Establishing robust methods and metrics to evaluate habitat quality is critical for the recovery of endangered Pacific salmonids (Oncorhynchus spp.). A variety of modeling approaches are used for status and trend monitoring of anadromous species throughout the Pacific Northwest, USA, but current methods may fail to capture the complex relationship between fish and habitat and are often limited in predictive power beyond specific watersheds. Further, the focus on species distribution and abundance is not easily manipulated to predict carrying capacity and traditional stock-recruitment analyses are reliant on long-term data which are not always available. In this study, we developed a quantile random forest model to provide estimates of habitat carrying capacity for Chinook salmon (O. tshawytscha) parr during the summer months, at both the site and watershed scale. Quantile random forest models allow for the consideration of noisy data, correlated variables, and non-linear relationships: common features in fish-habitat datasets.
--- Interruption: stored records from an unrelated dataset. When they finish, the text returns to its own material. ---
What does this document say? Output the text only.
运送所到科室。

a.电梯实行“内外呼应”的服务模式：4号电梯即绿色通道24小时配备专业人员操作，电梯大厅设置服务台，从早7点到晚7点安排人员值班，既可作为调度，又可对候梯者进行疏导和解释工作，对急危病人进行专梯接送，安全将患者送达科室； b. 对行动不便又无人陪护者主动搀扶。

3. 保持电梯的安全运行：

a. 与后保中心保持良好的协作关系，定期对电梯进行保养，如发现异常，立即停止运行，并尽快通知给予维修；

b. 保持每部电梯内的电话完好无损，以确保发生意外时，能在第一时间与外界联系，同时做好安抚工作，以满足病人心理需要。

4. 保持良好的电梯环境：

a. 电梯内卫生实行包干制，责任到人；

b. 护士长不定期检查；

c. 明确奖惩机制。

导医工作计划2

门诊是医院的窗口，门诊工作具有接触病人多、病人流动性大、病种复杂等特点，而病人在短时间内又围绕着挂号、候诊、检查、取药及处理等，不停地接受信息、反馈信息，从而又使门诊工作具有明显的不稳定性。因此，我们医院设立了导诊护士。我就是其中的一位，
We leveraged Columbia Habitat Monitoring Program data to select habitat co-variates and predict capacity at those sites. We also identified a set of globally available attributes to extrapolate capacity estimate predictions throughout wadeable streams within the Columbia River basin. Total capacity estimates for watersheds closely matched estimates from alternative fish productivity models. Carrying capacity estimates based on quantile random forest models, like those presented here, provide managers a framework to guide the identification, prioritization, and development of habitat rehabilitation actions to recover salmon populations.